|Friday, February 22|
|CS12 Theme 4: Software and Graphics #2||
Fri, Feb 22, 3:15 PM - 4:45 PM
Generalized Linear Mixed Model Based Power and Precision Analysis as a Tool for Planning Research Designs (302536)
Ramon Littell and Ralph O’Brien presented power and precision analyses using linear model theory via SAS® PROC GLM in the 1970s. Stroup (1999, 2002) extended the approach to linear mixed model theory using SAS PROC MIXED. The mixed model methods appear in Littell, et al. SAS for Mixed Models, 2nd edition.
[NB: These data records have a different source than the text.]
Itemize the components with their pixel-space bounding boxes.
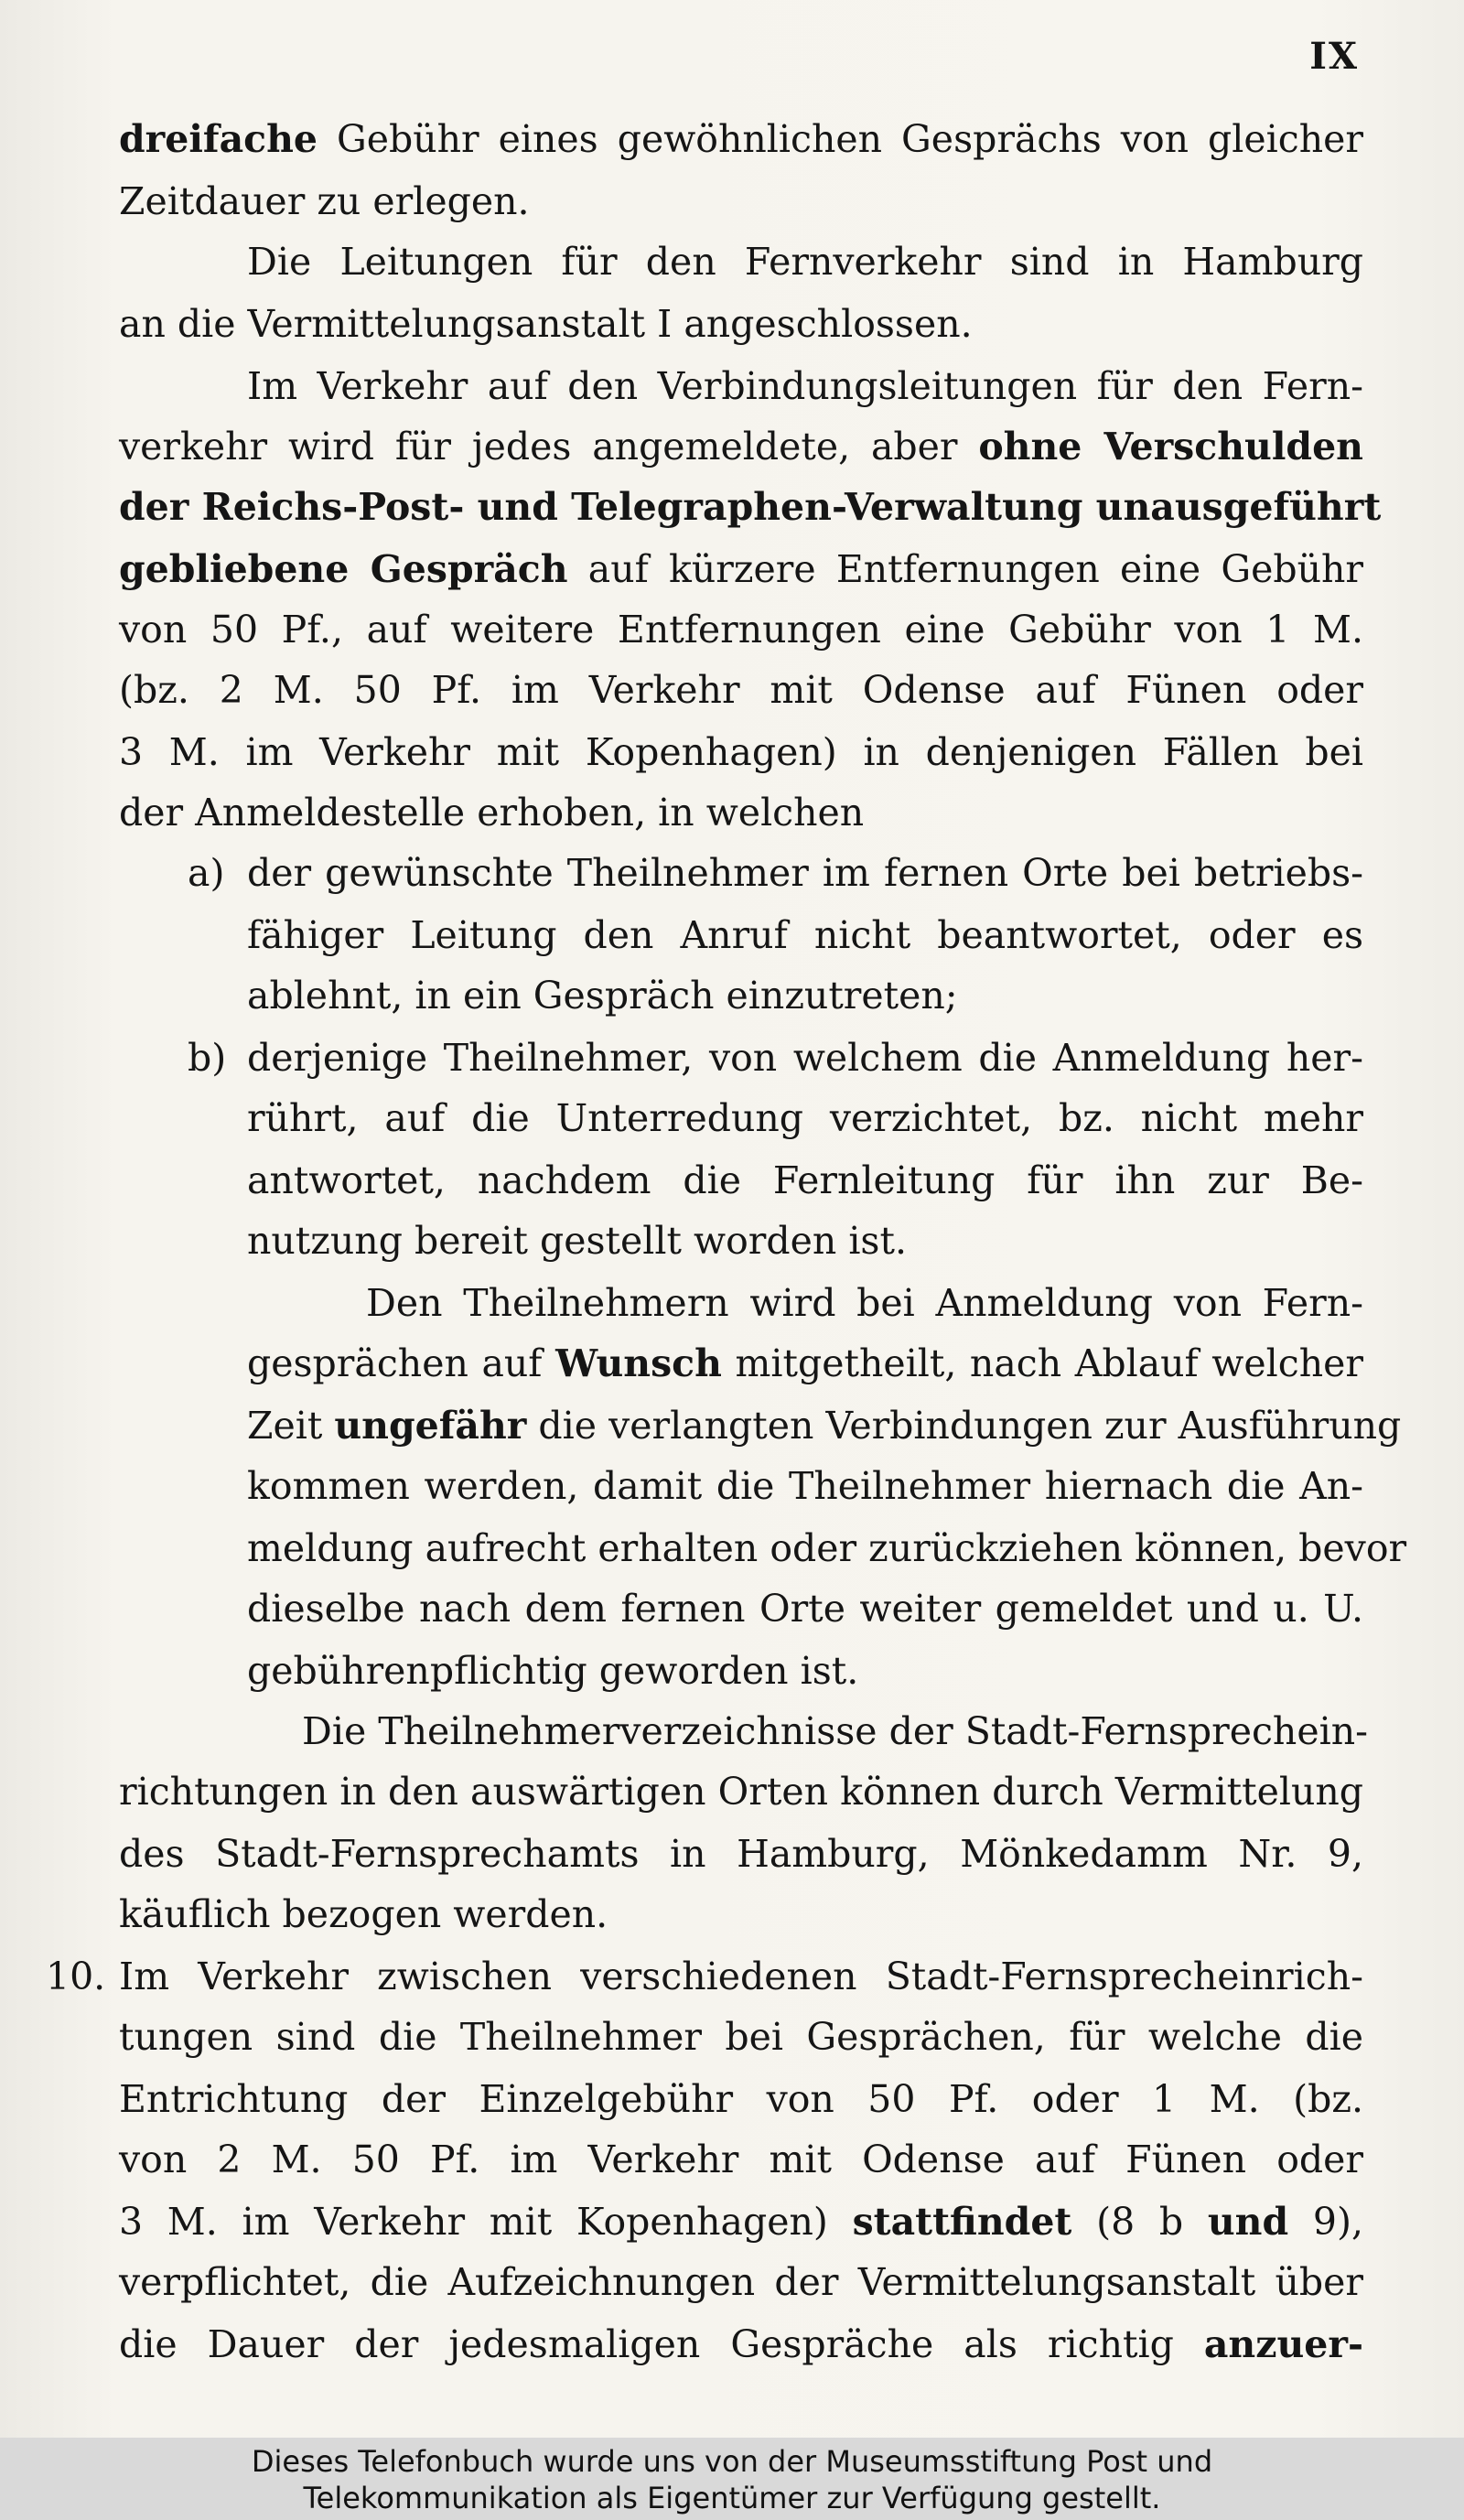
text-line [119, 421, 1363, 472]
text-line: des Stadt-Fernsprechamts in Hamburg, Mönkedamm Nr. 9, [119, 1832, 1363, 1876]
text-span: (8 b [1071, 2200, 1208, 2244]
footer-line: Telekommunikation als Eigentümer zur Verfügung gestellt. [303, 2481, 1161, 2515]
text-line: von 50 Pf., auf weitere Entfernungen eine Gebühr von 1 M. [119, 608, 1363, 652]
text-line: von 2 M. 50 Pf. im Verkehr mit Odense auf Fünen oder [119, 2138, 1363, 2181]
bold-text: ohne Verschulden [978, 425, 1363, 468]
list-item-b-line: nutzung bereit gestellt worden ist. [247, 1219, 907, 1263]
list-item-b-line: rührt, auf die Unterredung verzichtet, bz. nicht mehr [247, 1096, 1363, 1140]
text-line [119, 2319, 1363, 2370]
text-line [119, 2196, 1363, 2247]
text-line: Entrichtung der Einzelgebühr von 50 Pf. oder 1 M. (bz. [119, 2077, 1363, 2121]
bold-text: dreifache [119, 117, 318, 161]
attribution-footer [0, 2438, 1464, 2520]
text-span: 9), [1288, 2200, 1363, 2244]
text-span: 3 M. im Verkehr mit Kopenhagen) [119, 2200, 853, 2244]
text-span: auf kürzere Entfernungen eine Gebühr [567, 547, 1363, 591]
text-line: Die Theilnehmerverzeichnisse der Stadt-Fernsprechein- [302, 1709, 1368, 1753]
list-item-a-line: der gewünschte Theilnehmer im fernen Orte bei betriebs- [247, 851, 1363, 895]
bold-text: der Reichs-Post- und Telegraphen-Verwaltung unausgeführt [119, 485, 1382, 529]
text-line [247, 1338, 1363, 1389]
bold-text: gebliebene Gespräch [119, 547, 568, 591]
text-line: Im Verkehr auf den Verbindungsleitungen für den Fern- [247, 364, 1363, 408]
text-line [247, 1400, 1402, 1451]
text-span: gesprächen auf [247, 1341, 556, 1385]
bold-text: stattfindet [852, 2200, 1072, 2244]
text-line: tungen sind die Theilnehmer bei Gesprächen, für welche die [119, 2015, 1363, 2059]
text-line [119, 544, 1363, 595]
text-line: meldung aufrecht erhalten oder zurückziehen können, bevor [247, 1526, 1407, 1570]
text-line: (bz. 2 M. 50 Pf. im Verkehr mit Odense auf Fünen oder [119, 668, 1363, 712]
list-item-a-line: ablehnt, in ein Gespräch einzutreten; [247, 974, 958, 1018]
text-span: die Dauer der jedesmaligen Gespräche als richtig [119, 2322, 1204, 2366]
bold-text: anzuer- [1203, 2322, 1363, 2366]
text-line: Im Verkehr zwischen verschiedenen Stadt-Fernsprecheinrich- [119, 1955, 1363, 1998]
page-number: IX [1309, 35, 1359, 78]
section-number: 10. [46, 1955, 106, 1998]
text-line: dieselbe nach dem fernen Orte weiter gemeldet und u. U. [247, 1587, 1363, 1631]
footer-line: Dieses Telefonbuch wurde uns von der Museumsstiftung Post und [251, 2444, 1213, 2479]
text-line: Zeitdauer zu erlegen. [119, 179, 530, 223]
bold-text: ungefähr [334, 1404, 527, 1448]
text-line: Den Theilnehmern wird bei Anmeldung von Fern- [366, 1281, 1363, 1325]
bold-text: und [1207, 2200, 1289, 2244]
text-line: 3 M. im Verkehr mit Kopenhagen) in denjenigen Fällen bei [119, 730, 1363, 774]
text-line: richtungen in den auswärtigen Orten können durch Vermittelung [119, 1770, 1363, 1814]
text-line: der Anmeldestelle erhoben, in welchen [119, 791, 865, 835]
text-span: Gebühr eines gewöhnlichen Gesprächs von gleicher [318, 117, 1363, 161]
text-line [119, 481, 1382, 533]
text-span: die verlangten Verbindungen zur Ausführung [526, 1404, 1402, 1448]
bold-text: Wunsch [555, 1341, 722, 1385]
text-line: Die Leitungen für den Fernverkehr sind in Hamburg [247, 240, 1363, 284]
text-span: mitgetheilt, nach Ablauf welcher [721, 1341, 1363, 1385]
text-line: kommen werden, damit die Theilnehmer hiernach die An- [247, 1464, 1363, 1508]
text-line: gebührenpflichtig geworden ist. [247, 1649, 859, 1693]
list-item-b-line: derjenige Theilnehmer, von welchem die Anmeldung her- [247, 1036, 1363, 1080]
text-line: verpflichtet, die Aufzeichnungen der Vermittelungsanstalt über [119, 2260, 1363, 2304]
text-line: käuflich bezogen werden. [119, 1892, 608, 1936]
text-line [119, 113, 1363, 165]
list-marker-a: a) [188, 851, 225, 895]
text-span: Zeit [247, 1404, 335, 1448]
list-item-b-line: antwortet, nachdem die Fernleitung für ihn zur Be- [247, 1158, 1363, 1202]
list-item-a-line: fähiger Leitung den Anruf nicht beantwortet, oder es [247, 913, 1363, 957]
text-span: verkehr wird für jedes angemeldete, aber [119, 425, 979, 468]
list-marker-b: b) [188, 1036, 227, 1080]
text-line: an die Vermittelungsanstalt I angeschlossen. [119, 302, 973, 346]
More recently, Stroup has extended these methods even further to include planning for studies that will use mixed models with non-normal data – i.e. generalized linear mixed model theory implemented with SAS PROC GLIMMIX. These methods appear in Gbur, et al. Analysis of Generalized Linear Mixed Models for Plant and Natural Resource Sciences (2012) and in Stroup’s forthcoming Generalized Linear Mixed Models – Modern Concepts, Theory and Applications (to appear September, 2012). Mixed model-based power and precision analysis allow planning research designs in the presence of serial correlation (e.g. for repeated measures designs), spatial correlation, and to compare alternative multi-level designs (e.g. split-plot, clustered or incomplete block designs). Most “conventional wisdom” concerning design presumes normally-distributed data. While the underlying concepts do not change for non-normal data, the way they play out, e,g, for binomial, categorical or count data, can be dramatically different – plans based on power analysis that does not take GLMM thinking into account can result in catastrophically inappropriate sample size assessment. This presentation will include GLMM inference basics relevant to power and precision analysis and work through examples of planning multi-level designs with Gaussian and non-Gaussian primary response variables.